13. The structure of claim 1 comprising a substrate carrying said electrically conductive film.

14. The structure of claim 13, wherein the substrate is a semiconductor.

15. The structure of claim 13 wherein said substrate is made of insulating or semi-insulating material.

16. The structure of claim 13 wherein said substrate is made of silicon or GaAs.

17. The structure of claim 1 wherein thickness of the electrically conductive film substantially does not exceed 50 nm.

18. The structure of claim 17, wherein the thickness of the electrically conductive film is about 1-10 nm.

19. A paramagnetic structure comprising an electrically conductive film having a thickness in a nanoscopic range, and organic molecules absorbed on and extending from a surface of the film, said organic molecules containing a binding group forming a chemical bond to said surface and forming a self-assembled monolayer on said surface.

20. A spin selective material for spintronics comprising an electrically conductive film having a thickness in a nanoscopic range, and organic molecules absorbed on and extending from a surface of the film, said organic molecules containing a binding group forming a chemical bond to said surface and forming a self-assembled monolayer on said surface.

21. A data carrier comprising a substrate made of insulating or semi-insulating material, and an array of the structures of claim 1 on top of said substrate, the structures thereby forming first data regions having magnetic moment spaced by second data regions with no magnetic moment.

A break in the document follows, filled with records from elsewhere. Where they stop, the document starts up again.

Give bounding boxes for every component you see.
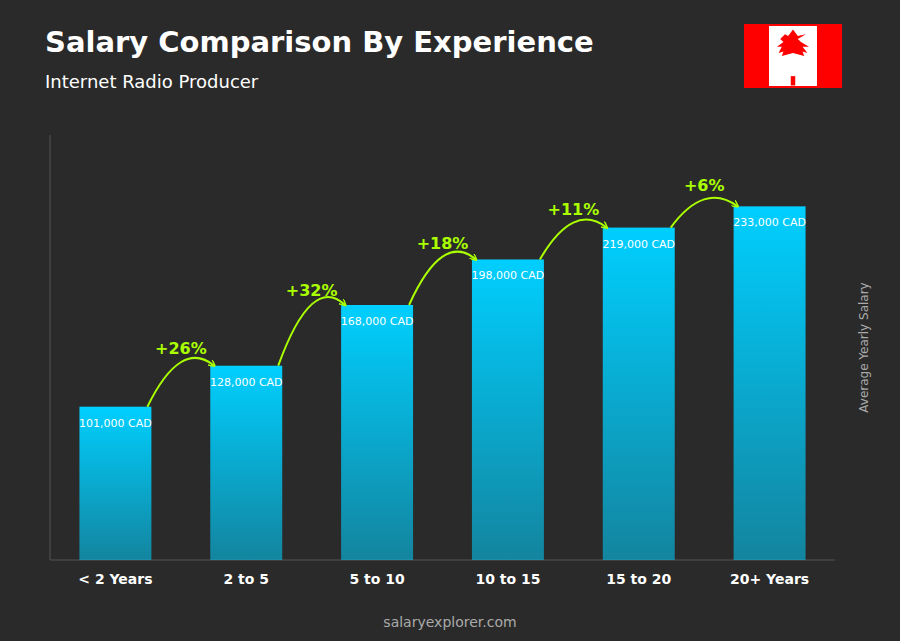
subtitle: Internet Radio Producer bbox=[45, 71, 259, 92]
x-tick-label: 2 to 5 bbox=[223, 571, 269, 587]
annotation: +6% bbox=[684, 176, 725, 195]
data-label: 128,000 CAD bbox=[210, 376, 283, 389]
data-label: 198,000 CAD bbox=[472, 269, 545, 282]
x-tick-label: 20+ Years bbox=[730, 571, 809, 587]
flag-band bbox=[745, 25, 769, 87]
bar bbox=[79, 407, 151, 560]
flag-band bbox=[817, 25, 841, 87]
bar bbox=[472, 259, 544, 560]
chart: Salary Comparison By Experience Internet … bbox=[0, 0, 900, 641]
change-arrow bbox=[147, 358, 214, 407]
watermark: salaryexplorer.com bbox=[383, 614, 516, 630]
y-axis-label: Average Yearly Salary bbox=[857, 282, 871, 412]
flag bbox=[745, 25, 841, 87]
background bbox=[0, 0, 900, 641]
data-label: 101,000 CAD bbox=[79, 417, 152, 430]
data-label: 168,000 CAD bbox=[341, 315, 414, 328]
change-arrow bbox=[671, 198, 738, 228]
change-arrow bbox=[540, 220, 607, 260]
bars bbox=[79, 206, 805, 560]
change-arrow bbox=[409, 252, 476, 305]
data-label: 219,000 CAD bbox=[602, 238, 675, 251]
change-arrow bbox=[278, 297, 345, 366]
bar bbox=[210, 366, 282, 560]
annotation: +11% bbox=[547, 200, 599, 219]
flag-field bbox=[745, 25, 841, 87]
bar bbox=[734, 206, 806, 560]
x-axis-line bbox=[50, 560, 835, 561]
y-axis-line bbox=[50, 135, 51, 560]
x-tick-label: < 2 Years bbox=[78, 571, 152, 587]
bar bbox=[603, 228, 675, 560]
annotation: +32% bbox=[286, 281, 338, 300]
annotation: +26% bbox=[155, 339, 207, 358]
annotation: +18% bbox=[417, 234, 469, 253]
flag-stem bbox=[791, 76, 795, 85]
title: Salary Comparison By Experience bbox=[45, 25, 594, 59]
x-tick-label: 5 to 10 bbox=[349, 571, 405, 587]
flag-leaf bbox=[777, 30, 809, 56]
bar bbox=[341, 305, 413, 560]
x-tick-label: 10 to 15 bbox=[475, 571, 540, 587]
data-label: 233,000 CAD bbox=[733, 216, 806, 229]
x-tick-label: 15 to 20 bbox=[606, 571, 671, 587]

22. A data carrier comprising an insulating or semi-insulating substrate whose surface is patterned to form first data regions spaced from each other by second regions of the substrate surface, wherein each of the first data regions includes an electrically conductive film and organic molecules absorbed on and extending from said film, said organic molecules containing a binding group forming a chemical bond to said film and forming a self-assembled monolayer on said film.

23. A device comprising a nanoscopic structure formed by an electrically conductive film and organic molecules absorbed on and extending from the surface of said film, said organic molecules containing a binding group forming a chemical bond to said surface and forming a self-assembled monolayer on said surface, the device thereby enabling selective magnetization of regions of said structure to form a pattern including spaced-apart regions of the structure having magnetic moment spaced by the regions of the structure with no magnetic moment.

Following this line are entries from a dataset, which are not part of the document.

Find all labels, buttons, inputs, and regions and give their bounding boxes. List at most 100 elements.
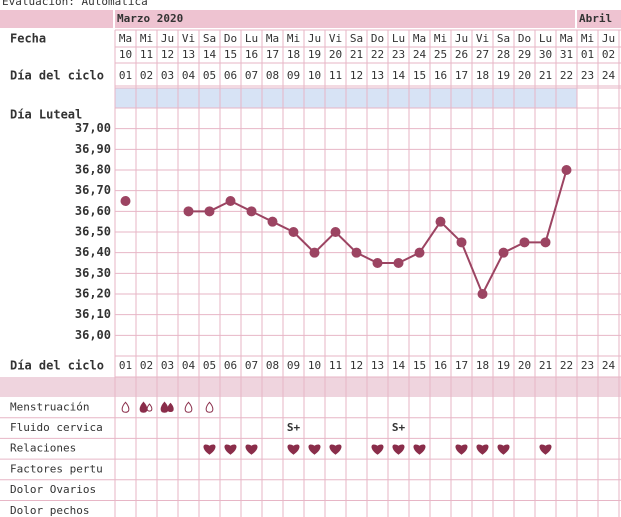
drop xyxy=(121,401,130,413)
row-label: Dolor pechos xyxy=(10,504,89,517)
cycle-day: 21 xyxy=(539,69,552,82)
cycle-day: 02 xyxy=(140,69,153,82)
row-label: Relaciones xyxy=(10,442,76,455)
drop xyxy=(184,401,193,413)
cycle-day: 16 xyxy=(434,69,447,82)
menstruation-mark xyxy=(205,401,214,413)
row-label: Dolor Ovarios xyxy=(10,483,96,496)
y-tick-label: 37,00 xyxy=(75,121,111,135)
heart-mark xyxy=(245,444,258,455)
weekday: Ma xyxy=(119,32,132,45)
menstruation-mark xyxy=(184,401,193,413)
cycle-day: 13 xyxy=(371,69,384,82)
heart-mark xyxy=(539,444,552,455)
date: 01 xyxy=(581,48,594,61)
cycle-day: 02 xyxy=(140,359,153,372)
weekday: Mi xyxy=(287,32,300,45)
cycle-day: 06 xyxy=(224,69,237,82)
y-tick-label: 36,20 xyxy=(75,287,111,301)
cycle-day: 17 xyxy=(455,69,468,82)
cycle-day: 21 xyxy=(539,359,552,372)
temperature-point xyxy=(414,247,425,258)
cycle-day: 12 xyxy=(350,69,363,82)
cycle-day: 05 xyxy=(203,69,216,82)
heart-mark xyxy=(224,444,237,455)
fluid-mark: S+ xyxy=(287,421,301,434)
y-tick-label: 36,60 xyxy=(75,204,111,218)
cycle-day: 20 xyxy=(518,69,531,82)
cycle-day: 06 xyxy=(224,359,237,372)
y-tick-label: 36,30 xyxy=(75,266,111,280)
temperature-point xyxy=(393,258,404,268)
cycle-day: 05 xyxy=(203,359,216,372)
fecha-label: Fecha xyxy=(10,32,46,46)
weekday: Ju xyxy=(455,32,468,45)
date: 21 xyxy=(350,48,363,61)
date: 29 xyxy=(518,48,531,61)
heart-mark xyxy=(455,444,468,455)
temperature-point xyxy=(561,165,572,175)
temperature-point xyxy=(267,216,278,227)
heart-mark xyxy=(497,444,510,455)
cycle-day: 03 xyxy=(161,359,174,372)
temperature-point xyxy=(288,227,299,237)
cycle-day: 19 xyxy=(497,359,510,372)
row-label: Fluido cervica xyxy=(10,421,103,434)
y-tick-label: 36,40 xyxy=(75,245,111,259)
cycle-day: 24 xyxy=(602,359,616,372)
cycle-day: 04 xyxy=(182,69,196,82)
weekday: Ma xyxy=(560,32,573,45)
weekday: Ju xyxy=(161,32,174,45)
drop xyxy=(146,403,153,412)
luteal-label: Día Luteal xyxy=(10,108,82,122)
weekday: Do xyxy=(518,32,531,45)
menstruation-mark xyxy=(139,401,153,413)
cycle-day: 09 xyxy=(287,359,300,372)
date: 23 xyxy=(392,48,405,61)
drop xyxy=(167,402,174,413)
weekday: Vi xyxy=(476,32,489,45)
weekday: Ju xyxy=(602,32,615,45)
drop xyxy=(205,401,214,413)
cycle-day: 08 xyxy=(266,69,279,82)
temperature-point xyxy=(183,206,194,217)
cycle-label: Día del ciclo xyxy=(10,69,104,83)
date: 16 xyxy=(245,48,258,61)
heart-mark xyxy=(476,444,489,455)
cycle-day: 07 xyxy=(245,69,258,82)
temperature-point xyxy=(330,227,341,237)
cycle-day: 17 xyxy=(455,359,468,372)
weekday: Vi xyxy=(182,32,195,45)
cycle-day: 15 xyxy=(413,69,426,82)
temperature-point xyxy=(477,289,488,299)
date: 30 xyxy=(539,48,552,61)
separator-band xyxy=(0,377,621,397)
temperature-point xyxy=(225,196,236,206)
temperature-point xyxy=(309,247,320,258)
y-tick-label: 36,10 xyxy=(75,307,111,321)
weekday: Lu xyxy=(392,32,405,45)
date: 20 xyxy=(329,48,342,61)
cycle-day: 19 xyxy=(497,69,510,82)
weekday: Sa xyxy=(497,32,510,45)
weekday: Ju xyxy=(308,32,321,45)
date: 18 xyxy=(287,48,300,61)
menstruation-mark xyxy=(160,401,174,413)
cycle-label: Día del ciclo xyxy=(10,359,104,373)
weekday: Ma xyxy=(266,32,279,45)
date: 24 xyxy=(413,48,427,61)
weekday: Do xyxy=(224,32,237,45)
menstruation-mark xyxy=(121,401,130,413)
date: 13 xyxy=(182,48,195,61)
cycle-day: 08 xyxy=(266,359,279,372)
temperature-point xyxy=(435,216,446,227)
date: 22 xyxy=(371,48,384,61)
cycle-day: 11 xyxy=(329,359,342,372)
cycle-day: 24 xyxy=(602,69,616,82)
y-tick-label: 36,70 xyxy=(75,183,111,197)
weekday: Lu xyxy=(539,32,552,45)
temperature-point xyxy=(351,247,362,258)
weekday: Do xyxy=(371,32,384,45)
temperature-point xyxy=(372,258,383,268)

24. A data carrier comprising a nanoscopic structure formed by an electrically conductive film and organic molecules absorbed on and extending from the surface of said film, said organic molecules containing a binding group forming a chemical bond to said surface and forming a self-assembled monolayer on said surface, the data carrier being selectively magnetized to form a pattern including first magnetized data regions having magnetic moment spaced by second non-magnetized regions having no magnetic moment, the data being readable by measuring transmission of spin polarized electrons through the structure.

25. A spin filter device for producing a spin-polarized current, the device comprising:

a spintronic structure comprising organic molecules absorbed on and extending from a surface of an electrically conductive film, wherein said organic molecules contain a binding group forming a chemical bond to said surface and form a self-assembled monolayer thereon;

a source of magnetic field arranged near said electrically conductive film and operable for aligning spins of electrons in the film; and

a pair of terminals distant from each other and coupled to said film, the terminals being arranged for allowing an electric current passage therebetween.

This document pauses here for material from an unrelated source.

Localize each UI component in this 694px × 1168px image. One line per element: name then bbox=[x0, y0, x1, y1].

26. A method for fabricating a paramagnetic and spin selective material for spintronics, the method comprising selecting organic molecules containing a binding group forming a chemical bond to the surface of an electrically conductive film, and absorbing the organic molecules absorbed on the surface of said such that the absorbed organic molecules extend from said surface, thereby creating a nanoscopic structure formed by a self-assembled monolayer of said molecules on said surface.